There is also the issue of how the whole roster has to function without him. Mahomes’ 2025 numbers were still strong by normal standards 3,587 passing yards, 22 touchdowns, 11 interceptions and a 68.5 QBR on ESPN but they also reflected a season in which he was carrying a lot. If the replacement level behind him is too low, every weakness around the offense gets magnified: protection feels worse, the margin for play calling shrinks, and every drive starts to feel like survival instead of pressure football.
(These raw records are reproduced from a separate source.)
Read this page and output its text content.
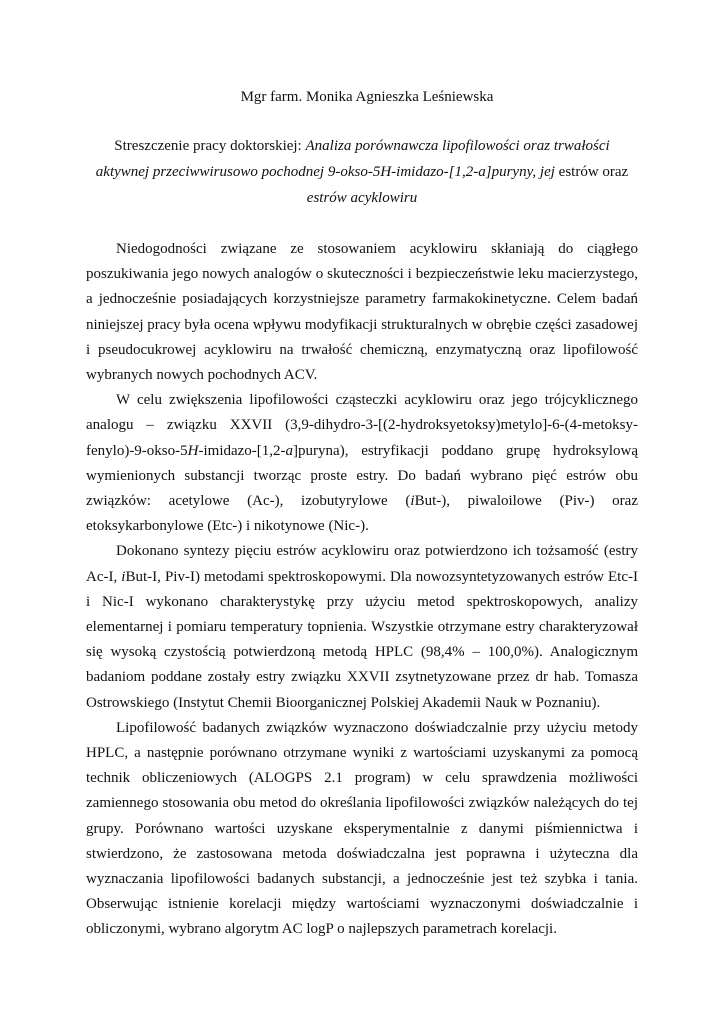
Mgr farm. Monika Agnieszka Leśniewska

Streszczenie pracy doktorskiej: Analiza porównawcza lipofilowości oraz trwałości aktywnej przeciwwirusowo pochodnej 9-okso-5H-imidazo-[1,2-a]puryny, jej estrów oraz estrów acyklowiru

Niedogodności związane ze stosowaniem acyklowiru skłaniają do ciągłego poszukiwania jego nowych analogów o skuteczności i bezpieczeństwie leku macierzystego, a jednocześnie posiadających korzystniejsze parametry farmakokinetyczne. Celem badań niniejszej pracy była ocena wpływu modyfikacji strukturalnych w obrębie części zasadowej i pseudocukrowej acyklowiru na trwałość chemiczną, enzymatyczną oraz lipofilowość wybranych nowych pochodnych ACV.

W celu zwiększenia lipofilowości cząsteczki acyklowiru oraz jego trójcyklicznego analogu – związku XXVII (3,9-dihydro-3-[(2-hydroksyetoksy)metylo]-6-(4-metoksy-fenylo)-9-okso-5H-imidazo-[1,2-a]puryna), estryfikacji poddano grupę hydroksylową wymienionych substancji tworząc proste estry. Do badań wybrano pięć estrów obu związków: acetylowe (Ac-), izobutyrylowe (iBut-), piwaloilowe (Piv-) oraz etoksykarbonylowe (Etc-) i nikotynowe (Nic-).

Dokonano syntezy pięciu estrów acyklowiru oraz potwierdzono ich tożsamość (estry Ac-I, iBut-I, Piv-I) metodami spektroskopowymi. Dla nowozsyntetyzowanych estrów Etc-I i Nic-I wykonano charakterystykę przy użyciu metod spektroskopowych, analizy elementarnej i pomiaru temperatury topnienia. Wszystkie otrzymane estry charakteryzował się wysoką czystością potwierdzoną metodą HPLC (98,4% – 100,0%). Analogicznym badaniom poddane zostały estry związku XXVII zsytnetyzowane przez dr hab. Tomasza Ostrowskiego (Instytut Chemii Bioorganicznej Polskiej Akademii Nauk w Poznaniu).

Lipofilowość badanych związków wyznaczono doświadczalnie przy użyciu metody HPLC, a następnie porównano otrzymane wyniki z wartościami uzyskanymi za pomocą technik obliczeniowych (ALOGPS 2.1 program) w celu sprawdzenia możliwości zamiennego stosowania obu metod do określania lipofilowości związków należących do tej grupy. Porównano wartości uzyskane eksperymentalnie z danymi piśmiennictwa i stwierdzono, że zastosowana metoda doświadczalna jest poprawna i użyteczna dla wyznaczania lipofilowości badanych substancji, a jednocześnie jest też szybka i tania. Obserwując istnienie korelacji między wartościami wyznaczonymi doświadczalnie i obliczonymi, wybrano algorytm AC logP o najlepszych parametrach korelacji.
The good news for Kansas City is that the front office clearly understands the danger. On the team’s official transactions page, the Chiefs added Gardner Minshew and Bailey Zappe this offseason, and Minshew had already been described by Chiefs.com in 2025 as the veteran with the inside track to the backup job because of his starting experience. That does not solve everything, but it shows the club is not ignoring the position. The real question now is whether either option is reliable enough, not just available enough.
So the potential consequences are real and pretty simple. If the Chiefs do not secure a reliable backup, they risk rushing Mahomes, dropping early games, overexposing a flawed offense, and putting even more pressure on a franchise player already coming off the most serious injury of his career. For a normal team, that is a problem. For a team built around one quarterback and still trying to keep its Super Bowl window open, it can become the whole season.